Et tandis qu'il disait ces mots, Jungkook laissa glisser la main qu'il avait sur sa joue dans sa nuque, afin d'attirer Yoongi à lui pour lui voler un tendre baiser. Le petit cauchemar ne fit rien, ne dit rien, se laissant simplement porter par la douceur de ce moment. Il ne chercha pas à effectuer la moindre pression sur les lèvres de Jungkook, il préférait simplement goûter à ce chaste baiser que lui offrait celui qui désormais faisait battre son cœur.
« Je sais qu'on n'en a pas vraiment parlé, souffla Jungkook en s'écartant de lui, mais je voulais te le dire : je t'aime. J'ai bien conscience que ça peut sembler stupide d'avoir changé si vite d'avis à ton sujet, mais j'ai fini par te comprendre et par voir qui tu étais réellement. Tu avais beau me repousser, moi j'avais l'impression que ça nous rapprochait, simplement parce que tu ne te cachais plus et parce que ça m'obligeait à rester auprès de toi. Cette porte qui nous séparait, elle me laissait malgré tout percevoir qui tu étais, et les heures que j'ai passées devant, c'est comme si je les avais passées avec toi. S'il te plaît...
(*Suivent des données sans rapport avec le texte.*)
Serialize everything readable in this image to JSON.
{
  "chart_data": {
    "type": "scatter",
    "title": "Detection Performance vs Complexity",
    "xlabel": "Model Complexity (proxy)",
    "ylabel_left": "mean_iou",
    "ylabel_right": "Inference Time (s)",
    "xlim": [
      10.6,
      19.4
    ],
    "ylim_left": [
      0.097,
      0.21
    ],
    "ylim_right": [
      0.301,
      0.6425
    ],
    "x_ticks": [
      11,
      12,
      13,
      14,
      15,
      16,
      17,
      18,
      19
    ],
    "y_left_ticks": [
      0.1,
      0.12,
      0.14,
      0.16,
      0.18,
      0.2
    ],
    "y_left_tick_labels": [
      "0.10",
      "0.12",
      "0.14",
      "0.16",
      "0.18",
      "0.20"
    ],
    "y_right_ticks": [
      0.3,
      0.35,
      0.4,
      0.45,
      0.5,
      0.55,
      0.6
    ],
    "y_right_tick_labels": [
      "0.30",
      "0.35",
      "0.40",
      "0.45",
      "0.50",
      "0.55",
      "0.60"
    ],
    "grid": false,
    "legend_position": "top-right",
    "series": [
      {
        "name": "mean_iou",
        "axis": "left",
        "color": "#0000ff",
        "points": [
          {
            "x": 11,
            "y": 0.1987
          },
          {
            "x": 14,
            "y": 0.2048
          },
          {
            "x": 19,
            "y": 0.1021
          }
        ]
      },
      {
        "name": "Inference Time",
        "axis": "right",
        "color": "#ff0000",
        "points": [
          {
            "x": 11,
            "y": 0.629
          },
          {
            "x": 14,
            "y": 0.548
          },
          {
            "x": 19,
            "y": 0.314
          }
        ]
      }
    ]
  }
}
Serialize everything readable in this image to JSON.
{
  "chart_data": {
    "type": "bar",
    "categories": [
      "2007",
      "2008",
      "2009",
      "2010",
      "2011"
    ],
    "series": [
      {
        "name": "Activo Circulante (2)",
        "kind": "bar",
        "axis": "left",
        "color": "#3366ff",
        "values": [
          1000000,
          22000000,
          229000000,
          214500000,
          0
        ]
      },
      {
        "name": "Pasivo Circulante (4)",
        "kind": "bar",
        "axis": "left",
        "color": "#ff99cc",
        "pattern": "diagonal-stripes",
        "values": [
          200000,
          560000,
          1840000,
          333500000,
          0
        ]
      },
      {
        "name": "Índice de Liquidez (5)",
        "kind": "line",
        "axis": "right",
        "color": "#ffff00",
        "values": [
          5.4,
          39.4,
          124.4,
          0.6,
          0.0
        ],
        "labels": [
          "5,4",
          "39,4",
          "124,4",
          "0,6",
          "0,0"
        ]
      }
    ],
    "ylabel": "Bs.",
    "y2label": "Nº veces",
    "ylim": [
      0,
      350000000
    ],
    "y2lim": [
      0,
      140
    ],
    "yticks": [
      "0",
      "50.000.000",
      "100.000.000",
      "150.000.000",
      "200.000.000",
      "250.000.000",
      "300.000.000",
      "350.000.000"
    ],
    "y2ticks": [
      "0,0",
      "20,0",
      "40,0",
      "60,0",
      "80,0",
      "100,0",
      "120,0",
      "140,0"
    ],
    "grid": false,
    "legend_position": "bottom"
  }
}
- Jungkook-ah, je veux pas écrire...
- Pourquoi ?
- Personne n'aime jamais ce que je fais, même quand je le fais dans un but louable. On ne me voit que comme un être ténébreux et écœurant qu'il faut haïr.
- Je sais, admit Jungkook, c'est comme ça que je t'ai vu à mon arrivée. Alors montre aux autres que c'est faux, parce que moi je le sais déjà. Je n'embrasse pas un être ténébreux et dégoûtant, j'embrasse un être qui se terre dans l'obscurité car c'est là et seulement là que peut se développer toute sa magnificence. Tu es un cauchemar, Yoongi, et pourtant si je pouvais rêver je ne rêverais que de toi.
- L'érotisme est beaucoup trop doué avec les mots...
- Alors tu reviens ?
- Je sais pas, tu verras bien ce soir.
- D'accord... »
L'espoir au cœur, Jungkook s'écarta de son amant pour lui adresser un sourire, après quoi il fit demi-tour pour quitter la pièce. Une grande main osseuse saisit cependant son poignet, et sans se retourner il s'immobilisa.
« Tu sais, hésita Yoongi, moi aussi je... enfin... moi aussi je t'aime. »
Jungkook baissa la tête et sourit avec tendresse avant de tourner légèrement le visage.
« Je sais, » dit-il d'un ton joyeux avant de s'en aller et de refermer derrière lui.